Há uma situação, todavia, que desafia os efeitos da coisa julgada, e que está retratada pelas relações de caráter continuativo. Nessas hipóteses, os fatos iniciais da demanda podem sofrer alterações depois da sentença, de tal modo a autorizarem as partes a um pedido de revisão. Um exemplo clássico é aquele que se extrai do CC, art. 1.699, que permite à alimentante e alimentando à revisão de decisão anterior que estabeleceu alimentos. Costuma-se dizer nesses casos, então, que inexiste coisa julgada, dada a "porta aberta" à permanente rediscussão da matéria. O que se leva em conta aí é o caráter continuativo da relação e a exposição contínua às mudanças de circunstâncias.


5.9) Afastamento da Coisa Julgada

A coisa julgada não está livre de ser atingida ou relativizada. O legislador, assim como o constituinte, garantem pelo menos duas possibilidades em que se pode afrontá-la, abrindo caminho à rediscussão da matéria decidida. 

A primeira dessas hipóteses está retratada pelo art. 485, dizendo respeito à ação rescisória. Essa demanda, de caráter particular, estará à mão das partes quando venha a ocorrer vício gravíssimo, como as hipóteses taxativamente consideradas pelo dispositivo em questão. Assim, quando a sentença for proferida por Juiz absolutamente incompetente, ou quando houver a chamada "peita" do Juiz (corrupção ou concussão), ou quando ela própria ofender a coisa julgada anterior, será possível a sua afronta por meio de ação própria. 

Outro meio capaz de afrontá-la, é a demanda denominada querela nullitatis insanabilis, que é ainda mais especial do que a ação rescisória, pois diz respeito a situações em que a sentença recoberta pela coisa julgada foi proferida em processo no qual não houve citação do réu ou houve citação defeituosa. Nesse caso, a possibilidade fica aberta porque a relação processual é propriamente inexistente, não podendo o réu, em qualquer momento, ser atingido pelos efeitos da coisa julgada. 

Finalizando, tem evoluído a possibilidade de relativização da coisa julgada.
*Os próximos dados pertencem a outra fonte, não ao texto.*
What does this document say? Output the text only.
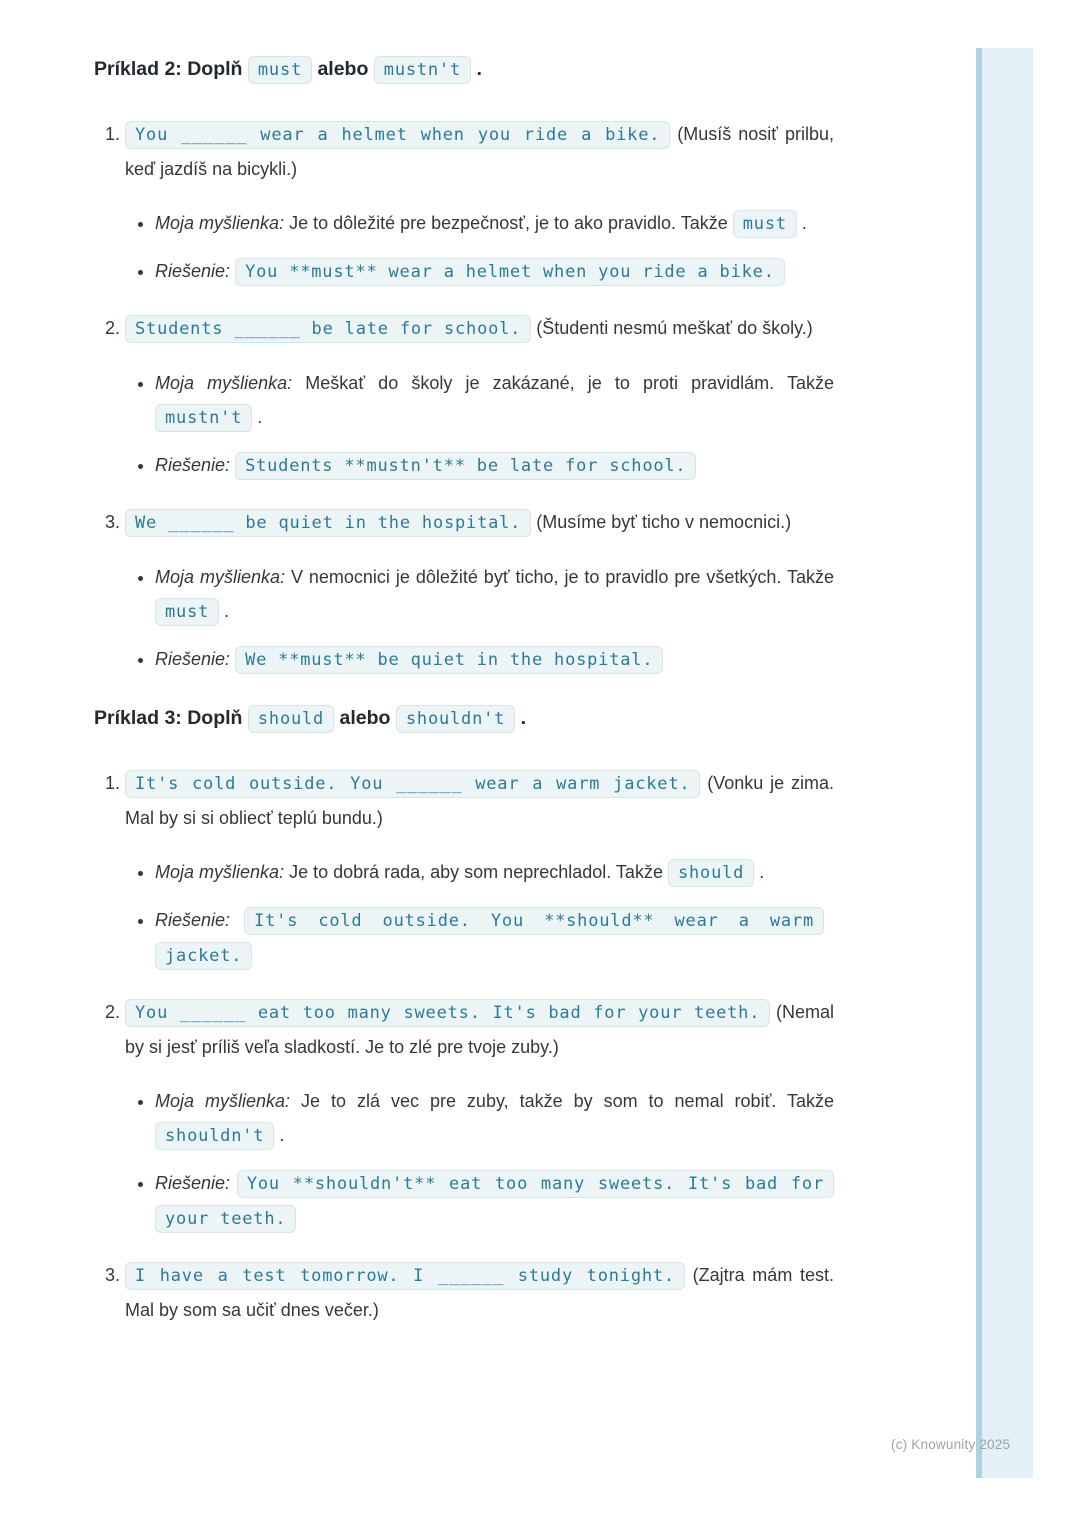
(c) Knowunity 2025
Príklad 2: Doplň must alebo mustn't .
1. You ______ wear a helmet when you ride a bike. (Musíš nosiť prilbu, keď jazdíš na bicykli.)
• Moja myšlienka: Je to dôležité pre bezpečnosť, je to ako pravidlo. Takže must .
• Riešenie: You **must** wear a helmet when you ride a bike.
2. Students ______ be late for school. (Študenti nesmú meškať do školy.)
• Moja myšlienka: Meškať do školy je zakázané, je to proti pravidlám. Takže mustn't .
• Riešenie: Students **mustn't** be late for school.
3. We ______ be quiet in the hospital. (Musíme byť ticho v nemocnici.)
• Moja myšlienka: V nemocnici je dôležité byť ticho, je to pravidlo pre všetkých. Takže must .
• Riešenie: We **must** be quiet in the hospital.
Príklad 3: Doplň should alebo shouldn't .
1. It's cold outside. You ______ wear a warm jacket. (Vonku je zima. Mal by si si obliecť teplú bundu.)
• Moja myšlienka: Je to dobrá rada, aby som neprechladol. Takže should .
• Riešenie: It's cold outside. You **should** wear a warm jacket.
2. You ______ eat too many sweets. It's bad for your teeth. (Nemal by si jesť príliš veľa sladkostí. Je to zlé pre tvoje zuby.)
• Moja myšlienka: Je to zlá vec pre zuby, takže by som to nemal robiť. Takže shouldn't .
• Riešenie: You **shouldn't** eat too many sweets. It's bad for your teeth.
3. I have a test tomorrow. I ______ study tonight. (Zajtra mám test. Mal by som sa učiť dnes večer.)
Trata-se de situação em que se admite especialmente a desconsideração desse efeito para permitir às partes a repropositura da mesma demanda. Isso é comum, por exemplo, em demandas que digam respeito ao estado de filiação quando a sentença julgue improcedente o pedido por falta de provas, quando à parte não se permitiu a utilização de todos os meios possíveis, entre eles, o exame de DNA, Essa relativização tem haver com a afronta ao devido processo, com a denegação do direito fundamental à prova. É hipótese que permite alguma expansão do sistema.